Geometric Properties of an Isosceles Right Triangle
Aim: To check the accuracy of the geometric properties calculation for a rod cross-section in the form of an isosceles right triangle.
Name of a file with the initial data: Triangle90.cns
Formulation: Check the accuracy of the torsional geometric properties calculation for a rod cross-section in the form of an isosceles right triangle.
References: Galerkin B.G., Torsion of a Triangular Prism, Izv. Akad. Nauk. VI series, 13:1 (1919), 111–118
Polya G., Szego G., Isoperimetric Inequalities in Mathematical Physics, — M., Fizmatgiz, 1962.
Initial data:
| a = 40 cm | - leg length of the triangle. |
Design model: The design model is formed by triangulation (the number of triangles ≈ 3000) on the basis of a model of the external contour. The external contour is an isosceles right triangle. The number of vertices of the contour in a model is 3.

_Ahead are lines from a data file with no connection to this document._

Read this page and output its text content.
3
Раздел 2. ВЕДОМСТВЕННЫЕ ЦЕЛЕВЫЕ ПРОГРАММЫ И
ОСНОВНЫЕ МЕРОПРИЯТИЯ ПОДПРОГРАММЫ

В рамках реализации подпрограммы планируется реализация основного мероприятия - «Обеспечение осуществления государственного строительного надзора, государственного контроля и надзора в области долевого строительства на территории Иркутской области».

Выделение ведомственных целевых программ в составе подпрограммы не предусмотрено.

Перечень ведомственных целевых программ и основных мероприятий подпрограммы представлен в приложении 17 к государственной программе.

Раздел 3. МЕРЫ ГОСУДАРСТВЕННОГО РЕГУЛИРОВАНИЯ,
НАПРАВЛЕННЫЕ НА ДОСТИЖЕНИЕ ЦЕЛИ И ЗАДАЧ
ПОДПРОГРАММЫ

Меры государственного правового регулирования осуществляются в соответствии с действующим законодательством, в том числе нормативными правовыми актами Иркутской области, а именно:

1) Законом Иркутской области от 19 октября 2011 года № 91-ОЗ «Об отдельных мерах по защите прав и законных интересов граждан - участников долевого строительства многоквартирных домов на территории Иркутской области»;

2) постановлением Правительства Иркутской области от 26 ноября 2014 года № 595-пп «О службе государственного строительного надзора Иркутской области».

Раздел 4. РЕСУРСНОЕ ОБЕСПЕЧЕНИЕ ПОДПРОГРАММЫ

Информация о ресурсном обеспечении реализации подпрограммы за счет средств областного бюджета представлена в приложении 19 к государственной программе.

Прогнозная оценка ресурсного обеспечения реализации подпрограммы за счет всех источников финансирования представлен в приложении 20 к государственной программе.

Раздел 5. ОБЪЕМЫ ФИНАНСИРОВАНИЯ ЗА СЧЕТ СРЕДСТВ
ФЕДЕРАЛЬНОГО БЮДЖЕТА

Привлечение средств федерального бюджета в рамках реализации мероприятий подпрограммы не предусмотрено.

Results Obtained in Consul
Design model, coordinate and principal axes, center of mass, ellipse of inertia, core of the section
Comparison of results:
|
Parameter |
Theory |
CONSUL |
Deviation, % |
|---|---|---|---|
|
Torsional moment of inertia, It cm4 |
66816 |
66251,348 |
0,845 |
Notes: Geometric properties can be determined analytically by the following formulas:
\[ I_{t} =a^{4}\left[ {\frac{1}{12}-\frac{16}{\pi^{5}}\sum\limits_{n=1}^\infty {\frac{1}{(2n-1)^{5}}\coth \left( {\frac{\pi (2n-1)}{2}} \right)} } \right]\approx 0.0261\cdot a^{4}. \]